By Edward O. Sweeney, Coughlin & Gerhart, LLP
The U.S. Court of Appeals for the 2nd Circuit—which covers Connecticut, New York, and Vermont—recently issued an important decision in which it found that an HR director may be deemed “individually” liable under the Family and Medical Leave Act (FMLA).
The court adopted the economic realities test to assess individual liability under the FMLA as well as a test for analyzing FMLA interference claims. Further, the 2nd Circuit adopted a test for “associational discrimination” under the Americans with Disabilities Act (ADA). Let’s take a closer look at the case.
Background
In early June 2012, the teenage son of Cathleen Graziadio, a payroll administrator for the Culinary Institute of America (CIA), was hospitalized and diagnosed with type 1 diabetes. Graziadio promptly notified her supervisor, Loreen Gardella, requested FMLA leave to care for her son, Vincent, and asked to be given the necessary FMLA paperwork. Graziadio returned to work about 2 weeks later with medical certification for her FMLA leave.
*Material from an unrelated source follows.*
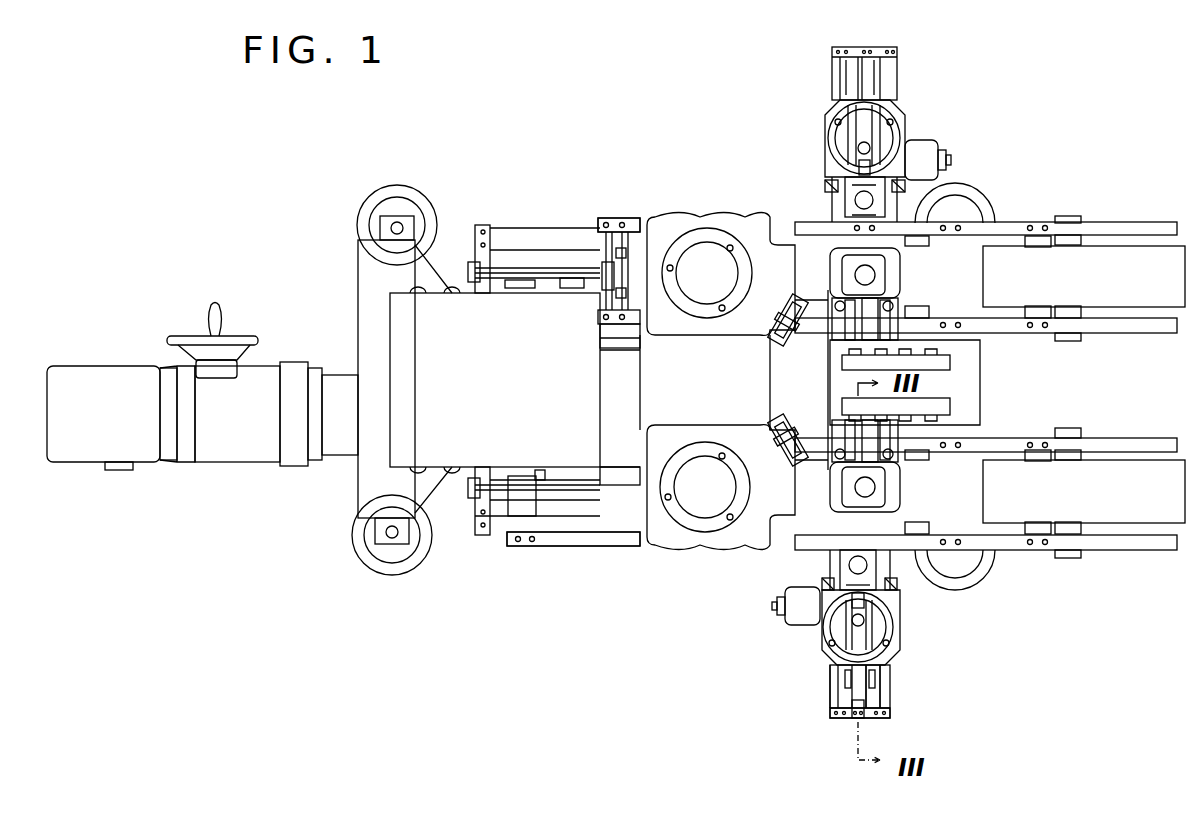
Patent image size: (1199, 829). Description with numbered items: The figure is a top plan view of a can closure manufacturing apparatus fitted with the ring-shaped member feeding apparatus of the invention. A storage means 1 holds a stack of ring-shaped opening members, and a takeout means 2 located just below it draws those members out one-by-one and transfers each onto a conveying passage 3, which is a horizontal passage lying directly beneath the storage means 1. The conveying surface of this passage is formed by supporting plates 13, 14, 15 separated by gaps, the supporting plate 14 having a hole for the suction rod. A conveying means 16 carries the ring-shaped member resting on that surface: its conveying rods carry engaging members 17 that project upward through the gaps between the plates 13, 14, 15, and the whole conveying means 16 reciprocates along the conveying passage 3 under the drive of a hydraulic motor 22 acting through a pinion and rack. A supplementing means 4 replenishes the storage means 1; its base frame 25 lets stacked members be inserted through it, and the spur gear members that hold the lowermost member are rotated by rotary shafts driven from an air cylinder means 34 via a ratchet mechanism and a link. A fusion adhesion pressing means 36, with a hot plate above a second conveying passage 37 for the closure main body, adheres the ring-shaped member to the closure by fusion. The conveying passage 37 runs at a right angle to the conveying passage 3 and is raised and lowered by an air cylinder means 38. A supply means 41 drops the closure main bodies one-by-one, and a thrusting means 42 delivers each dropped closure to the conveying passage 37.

Later in June, Graziadio’s other son, TJ, fractured his leg and underwent surgery. She immediately informed Gardella that she would again need time off to care for TJ and that she expected to return in early July.
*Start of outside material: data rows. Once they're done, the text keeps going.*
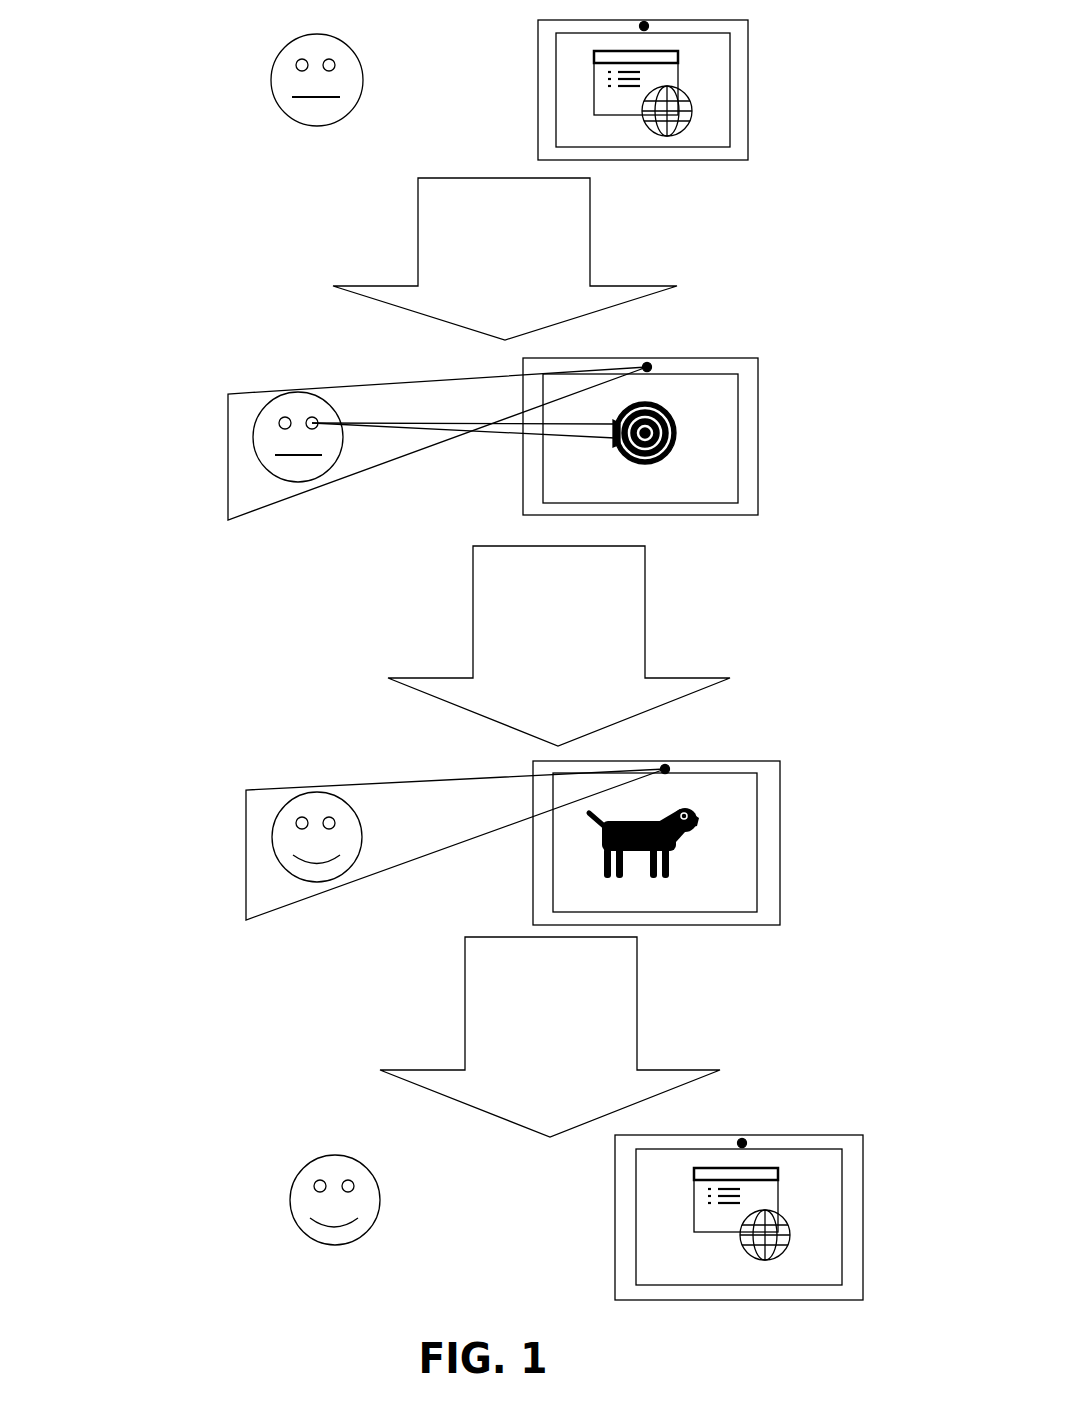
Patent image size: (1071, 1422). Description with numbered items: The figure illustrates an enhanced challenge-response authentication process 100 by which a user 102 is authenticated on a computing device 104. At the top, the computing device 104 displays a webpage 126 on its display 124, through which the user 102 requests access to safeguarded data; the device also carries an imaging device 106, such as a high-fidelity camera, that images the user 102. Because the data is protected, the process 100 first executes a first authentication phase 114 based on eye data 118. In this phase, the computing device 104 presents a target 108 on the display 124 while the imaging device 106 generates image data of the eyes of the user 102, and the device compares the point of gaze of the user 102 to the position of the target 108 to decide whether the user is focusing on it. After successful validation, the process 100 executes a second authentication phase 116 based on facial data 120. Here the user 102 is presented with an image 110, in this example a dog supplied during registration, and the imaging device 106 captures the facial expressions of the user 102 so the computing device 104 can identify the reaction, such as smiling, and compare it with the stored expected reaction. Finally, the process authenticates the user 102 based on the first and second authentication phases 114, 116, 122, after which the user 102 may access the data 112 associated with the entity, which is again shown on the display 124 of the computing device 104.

The enhanced challenge-response authentication process 100 is at (141, 42).
The user 102 is at (298, 42).
The computing device 104 is at (748, 90).
The imaging device 106 is at (644, 26).
The target 108 is at (672, 440).
The image 110 is at (680, 836).
The data 112 is at (770, 1200).
The first authentication phase 114 is at (137, 371).
The second authentication phase 116 is at (140, 797).
The eye data 118 is at (590, 232).
The facial data 120 is at (645, 625).
The authentication based on first and second phases 122 is at (637, 1018).
The display 124 is at (730, 118).
The webpage 126 is at (670, 72).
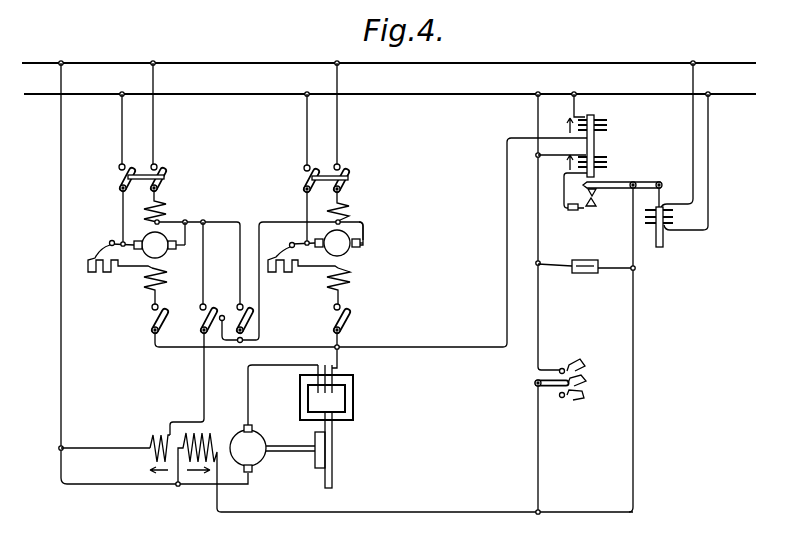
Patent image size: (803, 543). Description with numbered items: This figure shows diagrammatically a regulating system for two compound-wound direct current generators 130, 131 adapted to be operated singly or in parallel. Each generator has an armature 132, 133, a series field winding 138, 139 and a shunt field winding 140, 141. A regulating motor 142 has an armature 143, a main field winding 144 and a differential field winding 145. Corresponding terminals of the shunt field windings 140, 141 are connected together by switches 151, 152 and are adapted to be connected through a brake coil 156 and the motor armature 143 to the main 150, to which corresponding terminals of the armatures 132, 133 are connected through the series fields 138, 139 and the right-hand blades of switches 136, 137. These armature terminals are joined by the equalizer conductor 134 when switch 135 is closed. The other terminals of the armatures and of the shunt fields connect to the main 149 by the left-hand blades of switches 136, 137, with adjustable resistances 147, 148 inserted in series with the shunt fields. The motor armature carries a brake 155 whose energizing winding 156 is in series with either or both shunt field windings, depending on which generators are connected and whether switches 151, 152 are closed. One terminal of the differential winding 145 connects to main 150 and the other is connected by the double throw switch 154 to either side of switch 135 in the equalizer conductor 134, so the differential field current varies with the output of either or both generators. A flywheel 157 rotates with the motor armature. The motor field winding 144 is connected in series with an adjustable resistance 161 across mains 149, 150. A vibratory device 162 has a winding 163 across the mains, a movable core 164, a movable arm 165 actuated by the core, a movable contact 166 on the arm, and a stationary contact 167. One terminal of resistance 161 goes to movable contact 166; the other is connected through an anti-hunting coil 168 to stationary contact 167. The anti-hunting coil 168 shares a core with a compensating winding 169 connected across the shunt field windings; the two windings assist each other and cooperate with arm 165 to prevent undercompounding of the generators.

In early July, Gardella asked for a status update from Graziadio, who told her that she could return to work in a few days but could work only 3 days a week until late August. Graziadio also asked Gardella if she needed to provide any further FMLA paperwork.
Although Gardella requested assistance from Sharnan Garrioch, CIA’s director of HR, no one at CIA responded to her for approximately a week, despite her repeated follow-up phone calls and e-mails. Garrioch eventually told Graziadio that her FMLA paperwork was deficient and needed to be corrected.